Mount Holyoke College
Archives and Special Collections

Manuscript Register

Hancock, Elizabeth Gavett,
Hancock papers, 1939-1956

Manuscript Collection: MS 0705

1 box

Agency History/Biographical note:
Elizabeth (Betty) Gavett was born on November 15, 1920 in Ithaca, New York. Her parents were Joseph W. Gavett Jr., a professor of engineering at Cornell University, and Helen Whitton Gavett. Elizabeth attended Monroe High School in Rochester, New York and then attended Mount Holyoke College, as a member of the class of 1943, until the end of her junior year. When her father became ill, she transferred to the University of Rochester for her senior year and graduated with a degree in Biology. Following her graduation, she conducted research in microbiology and worked as the executive director of the local multiple sclerosis chapter. She spent summers helping to run her family's resort in the Adirondacks. In October of 1956, she was married to Richard O. Hancock. They had two children. She spent sixteen years at home with her children and then went back to work at a cancer center as a data manager for the study of new anti-cancer drugs. She has done volunteer work for her church, serving two terms on the Board of Deacons and teaching Sunday school.

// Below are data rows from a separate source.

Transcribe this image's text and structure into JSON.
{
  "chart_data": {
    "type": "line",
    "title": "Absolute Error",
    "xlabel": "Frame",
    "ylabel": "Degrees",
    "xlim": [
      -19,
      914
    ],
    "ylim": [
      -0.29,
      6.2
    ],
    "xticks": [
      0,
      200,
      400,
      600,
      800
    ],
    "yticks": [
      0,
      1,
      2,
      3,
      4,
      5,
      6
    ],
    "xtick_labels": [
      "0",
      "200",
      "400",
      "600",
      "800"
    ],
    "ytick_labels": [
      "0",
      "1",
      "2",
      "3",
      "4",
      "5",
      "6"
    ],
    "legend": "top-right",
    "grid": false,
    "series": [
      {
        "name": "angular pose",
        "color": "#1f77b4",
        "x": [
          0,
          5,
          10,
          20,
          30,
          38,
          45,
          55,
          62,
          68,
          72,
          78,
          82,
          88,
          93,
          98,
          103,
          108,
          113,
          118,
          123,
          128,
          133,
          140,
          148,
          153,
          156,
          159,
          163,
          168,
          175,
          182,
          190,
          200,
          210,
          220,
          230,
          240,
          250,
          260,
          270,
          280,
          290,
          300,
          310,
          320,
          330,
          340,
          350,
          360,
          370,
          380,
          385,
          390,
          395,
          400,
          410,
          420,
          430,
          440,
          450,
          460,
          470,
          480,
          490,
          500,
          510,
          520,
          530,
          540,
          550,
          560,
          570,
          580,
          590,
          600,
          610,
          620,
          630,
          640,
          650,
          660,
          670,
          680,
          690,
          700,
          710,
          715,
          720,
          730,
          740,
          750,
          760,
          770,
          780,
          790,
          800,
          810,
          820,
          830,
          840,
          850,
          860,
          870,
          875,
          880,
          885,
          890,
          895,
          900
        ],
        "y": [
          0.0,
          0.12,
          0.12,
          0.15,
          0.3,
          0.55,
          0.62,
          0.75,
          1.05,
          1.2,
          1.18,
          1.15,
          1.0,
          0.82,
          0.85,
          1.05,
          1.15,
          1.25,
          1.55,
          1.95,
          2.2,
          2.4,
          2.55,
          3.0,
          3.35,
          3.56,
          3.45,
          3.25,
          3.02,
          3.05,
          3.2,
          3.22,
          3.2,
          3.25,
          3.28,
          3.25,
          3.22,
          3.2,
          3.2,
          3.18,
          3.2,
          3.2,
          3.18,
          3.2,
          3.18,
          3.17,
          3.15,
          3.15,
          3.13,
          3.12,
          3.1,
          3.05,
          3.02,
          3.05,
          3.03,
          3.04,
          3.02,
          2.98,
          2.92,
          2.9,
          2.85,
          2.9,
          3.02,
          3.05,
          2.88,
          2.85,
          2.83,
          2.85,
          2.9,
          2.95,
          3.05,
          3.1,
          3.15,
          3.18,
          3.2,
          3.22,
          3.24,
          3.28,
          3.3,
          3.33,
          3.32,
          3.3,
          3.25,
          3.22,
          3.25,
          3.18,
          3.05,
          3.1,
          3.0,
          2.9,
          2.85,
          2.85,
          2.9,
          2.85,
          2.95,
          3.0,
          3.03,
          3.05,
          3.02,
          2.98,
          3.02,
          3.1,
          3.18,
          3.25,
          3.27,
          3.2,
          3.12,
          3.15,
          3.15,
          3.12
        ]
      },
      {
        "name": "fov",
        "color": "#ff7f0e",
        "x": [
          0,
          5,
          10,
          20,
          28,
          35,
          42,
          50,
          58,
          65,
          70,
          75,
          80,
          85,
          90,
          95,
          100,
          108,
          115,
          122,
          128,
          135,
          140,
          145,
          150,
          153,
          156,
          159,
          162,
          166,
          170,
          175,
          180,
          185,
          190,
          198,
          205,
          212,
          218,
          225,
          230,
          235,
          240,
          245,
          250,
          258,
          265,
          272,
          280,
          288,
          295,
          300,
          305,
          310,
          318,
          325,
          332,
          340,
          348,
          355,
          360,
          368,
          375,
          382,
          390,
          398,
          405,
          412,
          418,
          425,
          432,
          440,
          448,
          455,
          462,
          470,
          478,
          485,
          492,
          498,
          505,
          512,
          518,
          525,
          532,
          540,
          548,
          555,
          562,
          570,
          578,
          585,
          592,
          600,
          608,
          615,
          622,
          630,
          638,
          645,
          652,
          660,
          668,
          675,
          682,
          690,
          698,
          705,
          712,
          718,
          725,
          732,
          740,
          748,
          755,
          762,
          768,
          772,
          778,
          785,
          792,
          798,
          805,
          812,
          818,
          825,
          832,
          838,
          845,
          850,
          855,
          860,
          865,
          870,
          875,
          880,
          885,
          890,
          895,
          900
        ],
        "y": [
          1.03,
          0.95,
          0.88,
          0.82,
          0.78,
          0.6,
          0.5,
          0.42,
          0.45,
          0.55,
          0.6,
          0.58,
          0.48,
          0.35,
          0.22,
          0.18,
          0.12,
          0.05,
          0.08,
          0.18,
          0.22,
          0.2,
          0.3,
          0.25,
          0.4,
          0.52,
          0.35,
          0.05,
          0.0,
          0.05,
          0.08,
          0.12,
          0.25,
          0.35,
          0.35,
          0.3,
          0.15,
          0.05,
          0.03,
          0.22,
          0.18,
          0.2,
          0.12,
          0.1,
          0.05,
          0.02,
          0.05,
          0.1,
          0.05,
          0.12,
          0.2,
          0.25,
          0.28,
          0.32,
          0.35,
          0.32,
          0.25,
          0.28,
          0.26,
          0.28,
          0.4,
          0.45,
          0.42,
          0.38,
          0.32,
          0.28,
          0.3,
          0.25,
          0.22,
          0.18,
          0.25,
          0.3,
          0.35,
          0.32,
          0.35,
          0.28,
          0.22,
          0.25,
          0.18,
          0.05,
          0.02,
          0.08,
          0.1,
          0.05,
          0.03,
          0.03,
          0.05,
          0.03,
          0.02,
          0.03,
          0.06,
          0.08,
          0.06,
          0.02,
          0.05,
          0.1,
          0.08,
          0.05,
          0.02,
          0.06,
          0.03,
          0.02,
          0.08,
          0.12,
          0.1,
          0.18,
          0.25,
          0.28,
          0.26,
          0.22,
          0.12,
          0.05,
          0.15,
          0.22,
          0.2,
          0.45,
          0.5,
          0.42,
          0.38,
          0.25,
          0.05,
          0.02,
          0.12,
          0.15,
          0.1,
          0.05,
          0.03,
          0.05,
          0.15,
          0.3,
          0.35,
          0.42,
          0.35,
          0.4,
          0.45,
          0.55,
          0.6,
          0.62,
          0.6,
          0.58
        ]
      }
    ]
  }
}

She was a member of the League of Women Voters as a chair of the Natural Resources Committee and sang in the Oratorio Society. She has also helped in various groups related to her children's activities. Her other interests include Bible study, stamp collecting, computers, and environmental issues.

Scope and Content:
The Elizabeth Gavett Hancock Papers contain correspondence, transcripts of correspondence, a scrapbook, biographical information, and photographs. Her correspondence and scrapbook date from 1939-1942 and reflect her social and academic activities as a student at Mount Holyoke College. The letters were written by Hancock to her parents. They discuss her music lessons and her participation in choirs, her zoology studies, Eleanor Roosevelt's visit to Mount Holyoke in 1941, Mount Holyoke President Roswell Ham, the food, dating, dances, and the influenza epidemic on campus in 1941. Hancock also describes air raid drills, rationing, British War Relief work, and other topics that reflect the impact of World War II on the College. Also of note in the correspondence is a reference to an African-American student in a letter dated September 17, 1941. Transcripts of the letters, compiled by Hancock in 1997-1998, are part of the collection. Both the correspondence and the scrapbook document Mount Holyoke traditions such as freshman hazing, Mountain Day, Junior Show, freshman rings, Founder's Day, Faculty Show, Junior Prom, May Queens, and Commencement. The scrapbook contains articles, programs, photographs of Hancock and her friends, notes from friends, and other memorabilia. The biographical information includes a newspaper photograph of Hancock with the Mount Holyoke Junior Prom leaders from 1942 and newspaper announcements of Hancock's 1956 marriage. The photographs are of Hancock and her friends on the Mount Holyoke campus as well as on a Mountain Day picnic.

Cite as: Elizabeth Gavett Hancock Papers, Archives and Special Collections, South Hadley, MA.